FM: Se não fosse jogador de futebol, qual profissão poderia ter seguido?
“É uma pergunta difícil (risos). Gostava muito de vôlei, jogava na escola, apesar de não ser tão alto. Queria seguir no esporte e se não fosse o futebol; é... acho que tentaria o vôlei. Uma outra profissão? Não tinha por não ter outro desejo naquela época, mas com certeza iria estudar. Antes do esporte, vinham sempre os estudos; a escola”.
FM: Quando se aposentar, já pensa em trabalhar como técnico, seguir no futebol ou algo relacionado?
“Falando de hoje, não quero ser treinador. Acho que é a mesma vida do jogador ou até pior; é muita pressão, mas por estar no mundo do futebol há tanto tempo, nem da pra não pensar em seguir depois que parar. Talvez diretor, gerente de futebol ou empresário. Vou ainda estudar algumas parcerias pra continuar no futebol. Mas depois de muitos anos trabalhando como jogador penso em tirar um tempo pra descansar, curtir mais a família e aí sim, voltar dentro de uma das funções que comentei”.

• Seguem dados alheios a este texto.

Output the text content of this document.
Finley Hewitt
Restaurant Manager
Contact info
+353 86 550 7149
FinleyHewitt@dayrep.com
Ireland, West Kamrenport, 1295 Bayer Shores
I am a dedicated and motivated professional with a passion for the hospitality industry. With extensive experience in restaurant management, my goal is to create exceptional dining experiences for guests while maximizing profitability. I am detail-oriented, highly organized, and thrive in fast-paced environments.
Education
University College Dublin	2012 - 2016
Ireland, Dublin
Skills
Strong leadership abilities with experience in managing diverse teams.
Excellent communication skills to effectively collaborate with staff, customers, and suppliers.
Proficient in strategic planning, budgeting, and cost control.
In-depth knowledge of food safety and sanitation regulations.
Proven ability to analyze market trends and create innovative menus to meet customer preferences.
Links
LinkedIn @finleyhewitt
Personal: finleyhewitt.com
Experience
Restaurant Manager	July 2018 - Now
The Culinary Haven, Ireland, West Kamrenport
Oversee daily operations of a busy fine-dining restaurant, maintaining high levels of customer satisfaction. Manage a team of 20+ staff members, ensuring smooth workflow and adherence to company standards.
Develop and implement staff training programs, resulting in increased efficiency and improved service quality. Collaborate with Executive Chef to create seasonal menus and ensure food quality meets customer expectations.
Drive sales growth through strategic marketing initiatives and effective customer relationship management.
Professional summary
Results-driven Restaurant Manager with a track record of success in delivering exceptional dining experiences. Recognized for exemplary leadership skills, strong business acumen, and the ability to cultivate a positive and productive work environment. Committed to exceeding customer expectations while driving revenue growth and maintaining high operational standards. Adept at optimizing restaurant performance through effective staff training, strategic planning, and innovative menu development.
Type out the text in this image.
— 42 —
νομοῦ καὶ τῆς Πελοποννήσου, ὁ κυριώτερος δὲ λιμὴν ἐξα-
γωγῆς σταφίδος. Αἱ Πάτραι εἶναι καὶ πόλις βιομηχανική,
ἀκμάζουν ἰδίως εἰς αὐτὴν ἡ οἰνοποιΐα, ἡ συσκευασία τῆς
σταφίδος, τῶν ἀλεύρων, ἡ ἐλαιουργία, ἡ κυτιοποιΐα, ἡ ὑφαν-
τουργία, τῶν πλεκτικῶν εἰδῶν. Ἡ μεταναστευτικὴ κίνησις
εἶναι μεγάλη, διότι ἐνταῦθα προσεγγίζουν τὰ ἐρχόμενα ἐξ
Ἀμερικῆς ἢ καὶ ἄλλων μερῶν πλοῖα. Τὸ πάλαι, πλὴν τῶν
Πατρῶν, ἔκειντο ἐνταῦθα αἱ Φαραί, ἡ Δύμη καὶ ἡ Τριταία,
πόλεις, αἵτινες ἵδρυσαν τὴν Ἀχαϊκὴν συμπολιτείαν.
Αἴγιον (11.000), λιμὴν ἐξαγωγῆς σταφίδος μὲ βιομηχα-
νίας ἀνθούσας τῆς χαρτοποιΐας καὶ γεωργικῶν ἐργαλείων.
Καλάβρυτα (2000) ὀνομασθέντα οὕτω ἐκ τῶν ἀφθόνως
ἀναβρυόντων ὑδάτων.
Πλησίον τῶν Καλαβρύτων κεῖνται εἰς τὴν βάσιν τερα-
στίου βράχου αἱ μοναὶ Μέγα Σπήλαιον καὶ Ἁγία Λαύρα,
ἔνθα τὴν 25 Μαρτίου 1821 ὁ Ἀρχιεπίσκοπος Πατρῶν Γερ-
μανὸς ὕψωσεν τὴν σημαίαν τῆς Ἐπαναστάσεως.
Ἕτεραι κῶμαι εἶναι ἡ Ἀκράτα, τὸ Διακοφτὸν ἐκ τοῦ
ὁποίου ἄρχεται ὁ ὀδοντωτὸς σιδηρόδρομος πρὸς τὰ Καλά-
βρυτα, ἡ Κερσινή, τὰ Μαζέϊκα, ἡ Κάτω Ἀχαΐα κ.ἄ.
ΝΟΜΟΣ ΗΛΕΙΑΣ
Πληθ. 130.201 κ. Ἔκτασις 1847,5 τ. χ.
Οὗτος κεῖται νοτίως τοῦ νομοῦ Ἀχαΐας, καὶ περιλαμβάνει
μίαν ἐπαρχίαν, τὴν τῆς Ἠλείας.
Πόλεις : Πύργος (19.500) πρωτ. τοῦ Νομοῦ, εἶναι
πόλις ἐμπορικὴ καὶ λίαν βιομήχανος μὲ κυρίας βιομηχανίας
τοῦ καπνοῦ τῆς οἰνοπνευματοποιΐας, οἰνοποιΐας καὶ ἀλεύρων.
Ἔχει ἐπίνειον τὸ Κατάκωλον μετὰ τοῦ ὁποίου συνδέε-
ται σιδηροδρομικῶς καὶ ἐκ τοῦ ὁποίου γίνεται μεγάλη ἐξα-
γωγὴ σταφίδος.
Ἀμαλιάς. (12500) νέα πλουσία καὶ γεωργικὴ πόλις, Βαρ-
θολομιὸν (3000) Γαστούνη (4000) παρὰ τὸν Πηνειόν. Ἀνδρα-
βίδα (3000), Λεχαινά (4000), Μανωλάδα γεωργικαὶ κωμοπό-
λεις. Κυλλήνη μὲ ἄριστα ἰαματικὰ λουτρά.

FM: Você ficou de fora de alguns jogos por contusão; de outros por simples opção do antigo técnico. Com a chegada do Cuca, o que muda?
“Muda que agora eu estou jogando. Já fiz quatro jogos consecutivos, dois amistosos e mais dois nesta volta do Campeonato Brasileiro. Acredito que joguei bem e por isso estou sendo mantido no time. Muda porque estou tendo mais oportunidades; tenho a confiança do Cuca. Agora, me cabe continuar trabalhando, mostrando a cada treino e a cada jogo que tenho condições de continuar jogando e batalhando pelo meu espaço no Cruzeiro”.
FM: Em uma rápida comparação, qual a principal diferença entre Adílson Batista e Cuca?
“Não gosto muito de comparações, mas o Cuca conversa mais, individualmente ou com o grupo, ele está sempre conversando com um aqui, outro ali. Já o Adílson conversava mais com o grupo, no geral”.